Zwischen Sound Design und Instagram

Ironie ist seine Stärke. Michel Gauberts Instagram-Account ist Kult. Wenn der weltberümteste Sound-Designer über Chopette lacht, sind 230.000 User dabei

Ich tue es jeden Tag. Wenn ich morgens aufwache, ist es (leider) das Erste, was ich tue. Die Rede ist von meiner Instagram-Sucht. Neben dem Konsum von Bildern stellt dieses soziale Medium für mich nicht nur eine große Plattform für Inspiration dar, sondern auch ein großes Netzwerk für Austausch. Anscheinend spiegelt der Instagram-Account die Persönlichkeit des Menschen wider, sozusagen als Visitenkarte unserer Zeit.

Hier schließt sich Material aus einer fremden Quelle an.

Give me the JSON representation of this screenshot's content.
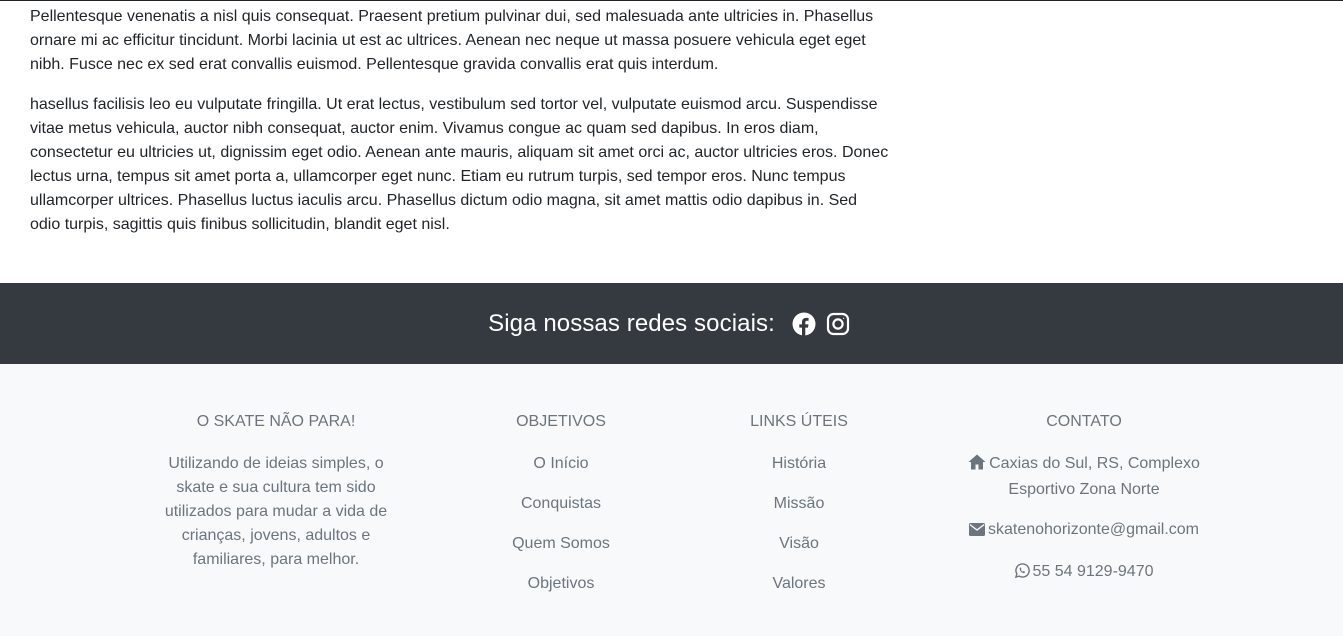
{
  "article": {
    "p1": "Pellentesque venenatis a nisl quis consequat. Praesent pretium pulvinar dui, sed malesuada ante ultricies in. Phasellus ornare mi ac efficitur tincidunt. Morbi lacinia ut est ac ultrices. Aenean nec neque ut massa posuere vehicula eget eget nibh. Fusce nec ex sed erat convallis euismod. Pellentesque gravida convallis erat quis interdum.",
    "p2": "hasellus facilisis leo eu vulputate fringilla. Ut erat lectus, vestibulum sed tortor vel, vulputate euismod arcu. Suspendisse vitae metus vehicula, auctor nibh consequat, auctor enim. Vivamus congue ac quam sed dapibus. In eros diam, consectetur eu ultricies ut, dignissim eget odio. Aenean ante mauris, aliquam sit amet orci ac, auctor ultricies eros. Donec lectus urna, tempus sit amet porta a, ullamcorper eget nunc. Etiam eu rutrum turpis, sed tempor eros. Nunc tempus ullamcorper ultrices. Phasellus luctus iaculis arcu. Phasellus dictum odio magna, sit amet mattis odio dapibus in. Sed odio turpis, sagittis quis finibus sollicitudin, blandit eget nisl."
  },
  "social": {
    "title": "Siga nossas redes sociais:",
    "icons": [
      "facebook-icon",
      "instagram-icon"
    ]
  },
  "footer": {
    "about": {
      "heading": "O SKATE NÃO PARA!",
      "text": "Utilizando de ideias simples, o skate e sua cultura tem sido utilizados para mudar a vida de crianças, jovens, adultos e familiares, para melhor."
    },
    "objetivos": {
      "heading": "OBJETIVOS",
      "links": [
        "O Início",
        "Conquistas",
        "Quem Somos",
        "Objetivos"
      ]
    },
    "links_uteis": {
      "heading": "LINKS ÚTEIS",
      "links": [
        "História",
        "Missão",
        "Visão",
        "Valores"
      ]
    },
    "contato": {
      "heading": "CONTATO",
      "address": "Caxias do Sul, RS, Complexo Esportivo Zona Norte",
      "email": "skatenohorizonte@gmail.com",
      "phone": "55 54 9129-9470"
    }
  },
  "colors": {
    "social_bar": "#343a40",
    "footer_bg": "#f8f9fa",
    "muted_text": "#6c757d"
  }
}
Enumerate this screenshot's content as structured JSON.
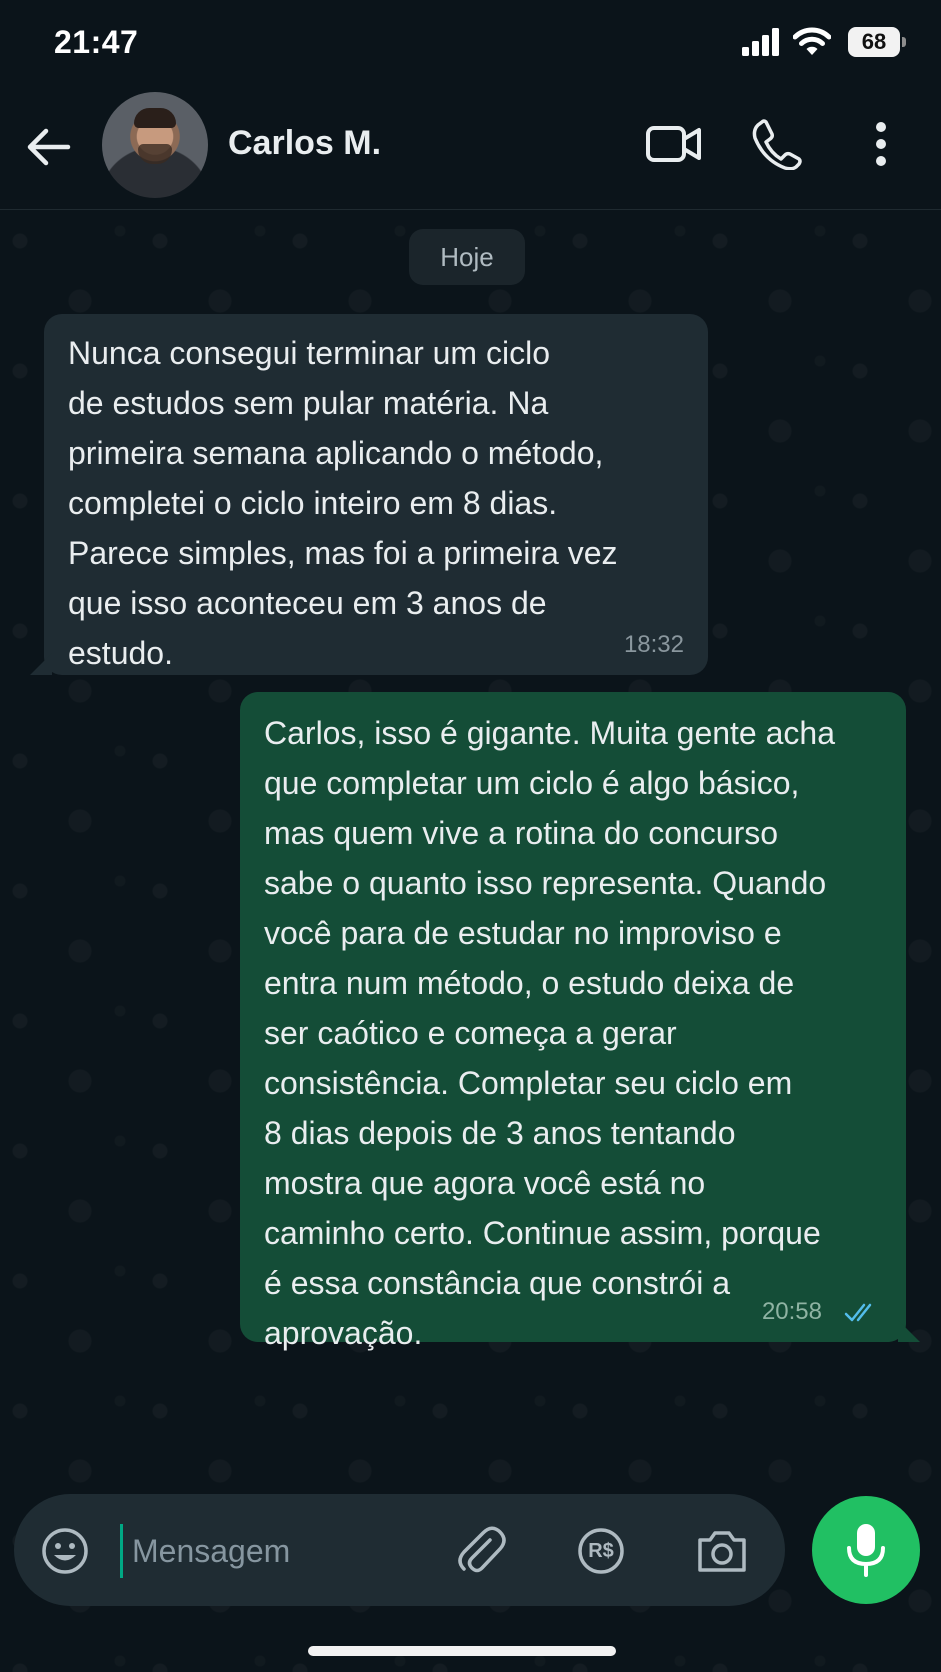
{
  "status_bar": {
    "time": "21:47",
    "battery": "68"
  },
  "header": {
    "contact_name": "Carlos M.",
    "icons": [
      "back-arrow-icon",
      "video-call-icon",
      "phone-icon",
      "more-options-icon"
    ]
  },
  "chat": {
    "date_label": "Hoje",
    "messages": [
      {
        "direction": "incoming",
        "text": "Nunca consegui terminar um ciclo\nde estudos sem pular matéria. Na\nprimeira semana aplicando o método,\ncompletei o ciclo inteiro em 8 dias.\nParece simples, mas foi a primeira vez\nque isso aconteceu em 3 anos de\nestudo.",
        "time": "18:32"
      },
      {
        "direction": "outgoing",
        "text": "Carlos, isso é gigante. Muita gente acha\nque completar um ciclo é algo básico,\nmas quem vive a rotina do concurso\nsabe o quanto isso representa. Quando\nvocê para de estudar no improviso e\nentra num método, o estudo deixa de\nser caótico e começa a gerar\nconsistência. Completar seu ciclo em\n8 dias depois de 3 anos tentando\nmostra que agora você está no\ncaminho certo. Continue assim, porque\né essa constância que constrói a\naprovação.",
        "time": "20:58",
        "status": "read"
      }
    ]
  },
  "composer": {
    "placeholder": "Mensagem",
    "value": "",
    "pix_label": "R$",
    "icons": [
      "emoji-icon",
      "attach-icon",
      "pix-payment-icon",
      "camera-icon",
      "microphone-icon"
    ]
  },
  "colors": {
    "background": "#0b141a",
    "incoming_bubble": "#1f2c33",
    "outgoing_bubble": "#144d37",
    "accent_green": "#21c063",
    "read_ticks": "#53bdeb"
  }
}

Ich folge aktuell 207 Accounts und mit Abstand ist Michel Gauberts mein Liebling. Er nimmt nicht nur Chopette, die Katze von Karl Lagerfeld, auf die Schippe, sondern er postet auch Bilder von schlechten Tattoos und Queen Elisabeth II. in Hotpants. Im Buch „Talking about fashion“ wurde ich zum ersten Mal auf Gaubert aufmerksam. Auf Instagram  habe ich mich schließlich in ihn verliebt. Er scheint nicht nur der lustigste Mensch aller Zeiten zu sein, sondern auch der coolste.

Michel Gaubert erlebte einige der wildesten Sex-, Drogen- und Disco-Nächte, die Paris während der berauschenden, hedonistischen 70er- und 80er- Jahre zu bieten hatte. Der 57-Jährige arbeitet seit Jahrzehnten in der Modebranche und mixt Musik für Modeschauen, und das seit über 30 Jahren. Karl Lagerfeld erfand sogar einen neuen Begriff für seine Arbeit. Er sagte einmal: „Wenn es Hairstylisten gibt, dann muss es auch Soundstylisten geben.“ Die beiden lernten sich Anfang der Achtziger in der Pariser Diskothek La Palace kennen. Seit diesem Zeitpunkt laufen die Models weltweit zum Takt von Gauberts Melodien. Von abstrakten Geräuschen bis hin zu kommerzieller Popmusik ist alles dabei. Der skurrilste Soundtrack für eine Show war eine Tonaufnahme einer Autopsie. In seiner Arbeit, sagt Gaubert, ginge es nicht darum, tanzbare Musik zu produzieren. Viel mehr müsse man auf die Visionen des Designers eingehen. In einem Interview mit dem Zeit Magazin im September 2014 sagte er: „Mode erzählt eine Geschichte. Manchmal spiele ich Musik, die ich nicht einmal mag, wenn ich denke, dass es zur Szene passt.“ Gauberts Musiksammlung enthält mehr als 60.000 CDs, 20.000 Vinyl-Schallplatten und mehr als dreifach so viele Songs auf seinem MacBook Pro.

Auf Instagram geht Michel Gaubert nie auf seine Arbeit ein. Musik hat da keinen Platz. Dass er die Arbeit vom Vergnügen trennt und sich selbst nicht so ernst nimmt, ist einfach cool. Viel cooler als bei Leuten, die krampfhaft versuchen, ein perfektes Bild von sich abzugeben. An alle da draußen: Leute, seid doch nicht so verkrampft! Ich selbst nehme das Ganze auch nicht so ernst. Das was mich gerade beschäftig, poste ich. Meistens nichts Weltbewegendes, wie den blanken Hintern meiner Freundin Vici, ein Bild von P.Diddy auf seiner White-Party oder zwei Nonnen, von Kopf bis Fuss in Burberry gekleidet.